St Paul tells the Romans that Abraham is their father of faith too, precisely because they have received their faith through Christ Jesus and not by Jewish tradition. “The promise of inheriting the world was not made to Abraham and his descendants on account of any law, but on account of the righteousness which consists in faith.” (Rm 4:13). This was a very important statement in the time of the early church because there was often strife between the Jews of Abrahamic descent, and the pagans and gentiles who were adopted into the faith. Those who became adopted children of God could sometimes face discrimination or a lower esteem as ‘second-class family members’. I suppose this could be the experience of some of our young brethren in this day and age. St Paul wanted to assure them of their equal sonship through Christ.

The thing about the gift of faith is that the length of reception into the family does not matter.

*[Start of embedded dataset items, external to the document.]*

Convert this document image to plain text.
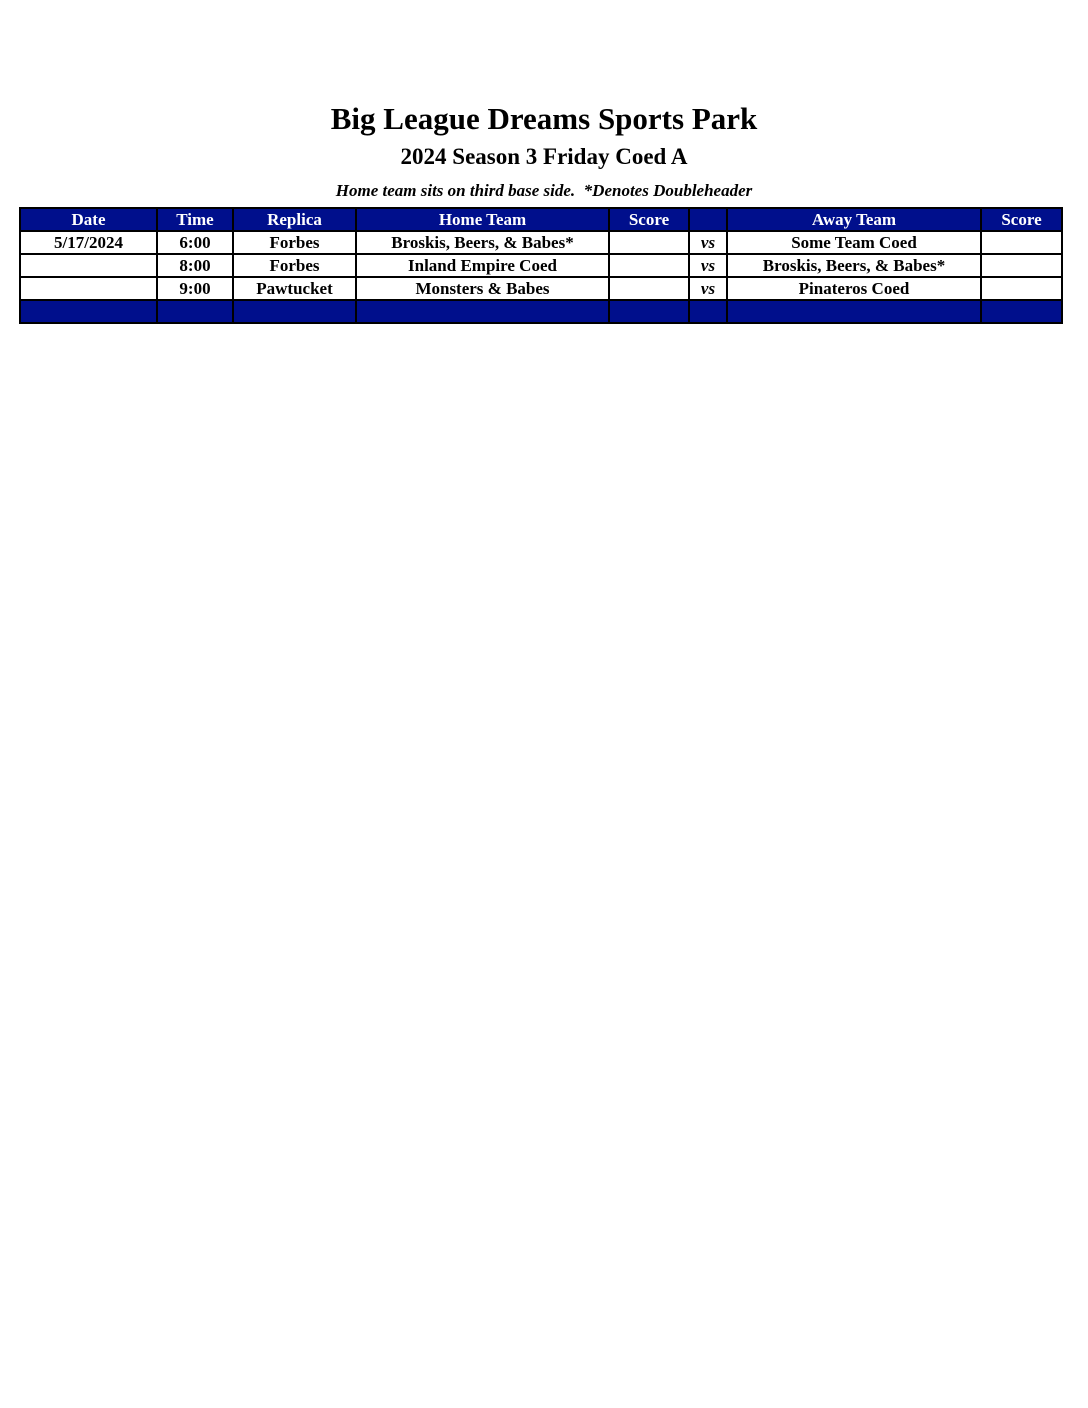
Big League Dreams Sports Park
2024 Season 3 Friday Coed A
Home team sits on third base side.  *Denotes Doubleheader
Date	Time	Replica	Home Team	Score		Away Team	Score
5/17/2024	6:00	Forbes	Broskis, Beers, & Babes*		vs	Some Team Coed	
	8:00	Forbes	Inland Empire Coed		vs	Broskis, Beers, & Babes*	
	9:00	Pawtucket	Monsters & Babes		vs	Pinateros Coed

What matters is a deep desire and sincerity in believing in God. “What fulfils the promise depends on faith, so that it may be a free gift and be available to all of Abraham’s descendants, not only those who belong to the Law but also those who belong to the faith of Abraham who is the father of all of us” who believe in the one God “who brings the dead to life and calls into being what does not exist” (Rm 4:16-17).

A totally new life in Christ is what awaits those amongst us who have yet to come to know God the Heavenly Father, or have yet to be fully received into the Church family. What lies behind them no longer matters in this new life. As St Paul encourages the early Philippian church too, “Beloved, I do not consider that I have made it my own; but this one thing I do: forgetting what lies behind and straining forward to what lies ahead, I press on toward the goal for the prize of the heavenly call of God in Christ Jesus” (Phi 3:13-14).

And even those of us who struggle to put one foot in front of the other in this dark night of our faith journeys, let us be comforted that: “Though it seemed Abraham’s hope could not be fulfilled, he hoped and he believed, and through doing so he did become the father of many nations exactly as he had been promised” (Rm 4:18).

(Today’s OXYGEN by Debbie Loo)

Prayer: I pray for a deeper trust in God, in responding to this gift and mystery of faith. 

Thanksgiving: Thank you God, for this gift of knowing you and your Son Jesus Christ who walks with me.